Souvenir du futur d'Eléa

Récit :

J’ai 44 ans. Mère de deux adolescents et femme aimée, je vis une vie la plus équilibrée possible entre ville et nature.

Enfant, je vivais dans une commune rurale dans laquelle, grâce à mes parents très attentionnés et ouverts sur le monde  (mon père y était pompier volontaire), j’ai développé un bon rapport avec la nature (ah, cette cabane de mes 12 ans perchée dans un grand chêne vert !). Très tôt sensible à la dégradation du climat et de la biodiversité, je me désolais de voir certains humains nier la nécessité de faire évoluer nos modes de vie vers une sobriété heureuse, un Buen vivir avec un profonde connexion à la nature et l’enthousiasme partagé dans des collectifs heureux.

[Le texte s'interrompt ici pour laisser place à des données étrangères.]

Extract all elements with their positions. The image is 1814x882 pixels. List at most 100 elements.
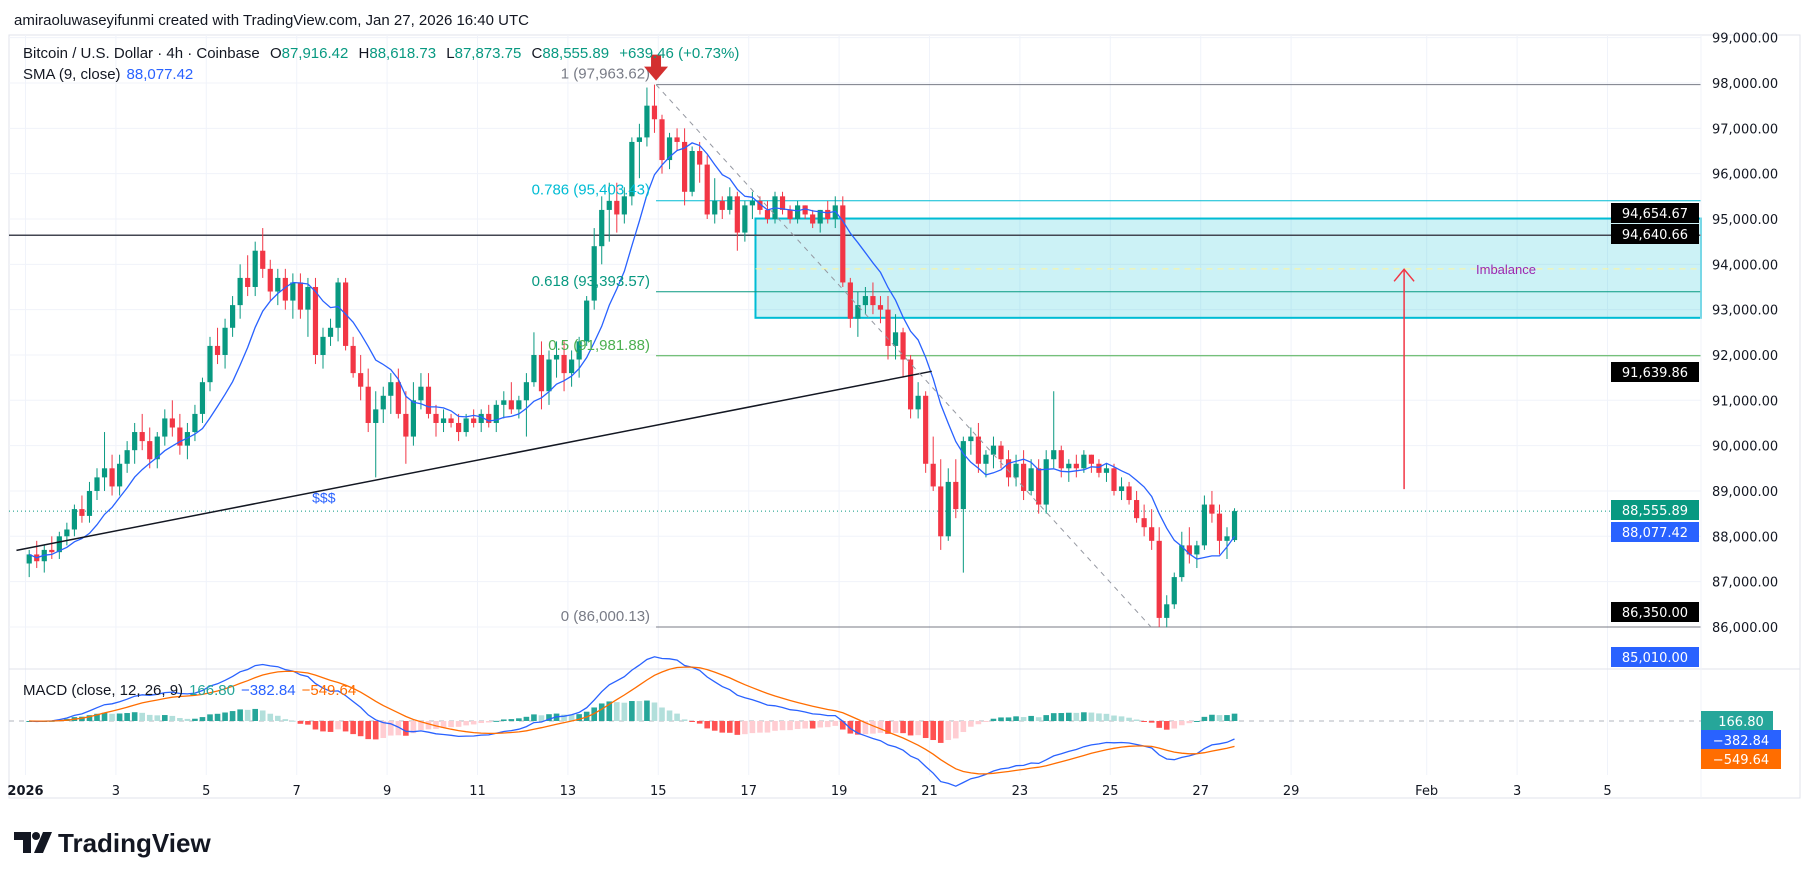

C’est par les financiers que vint le premier choc planétaire en 2021; eux qui pensaient, follement qu’ils pouvaient continuer sans faiblir à exiger des rendements de 15 à 20% sur une planète fatiguée par une croissance de quelques %.

Cette fois-ci, les Etats déjà fort endettés n’ont pas pu empêcher un certain nombre de banques de s’écrouler. Le célèbre « too big to fail » n’a pas fonctionné. Le choc fût terrible ; le commerce mondial s’affaissa.  Mais les établissements bancaires les plus responsables se sont concentrées sur « l’économie réelle », très secouée pendant quatre ans, mais montrant sa capacité de résilience sur la production des biens essentiels. Il a fallu faire vite et fort, se rappeler que l’entraide est le carburant des crises. Un très grand nombre de villages comme le mien se sont mis au maraichage, de même que de nombreuses villes à l’agriculture urbaine, deux activités dont on connaissait les vertus dès le début du siècle, quoique freinées – ou même moquées par le modèle dominant de l’époque. En quelques années, ceci entraina une double prise de conscience de masse, salutaire, sur deux domaines essentiels de la vie, l’alimentation et l’échange monétaire. En quelques années, l’agriculture paysanne modernisée (agro-écologie, agro-foresterie, semences paysannes) émergea complètement.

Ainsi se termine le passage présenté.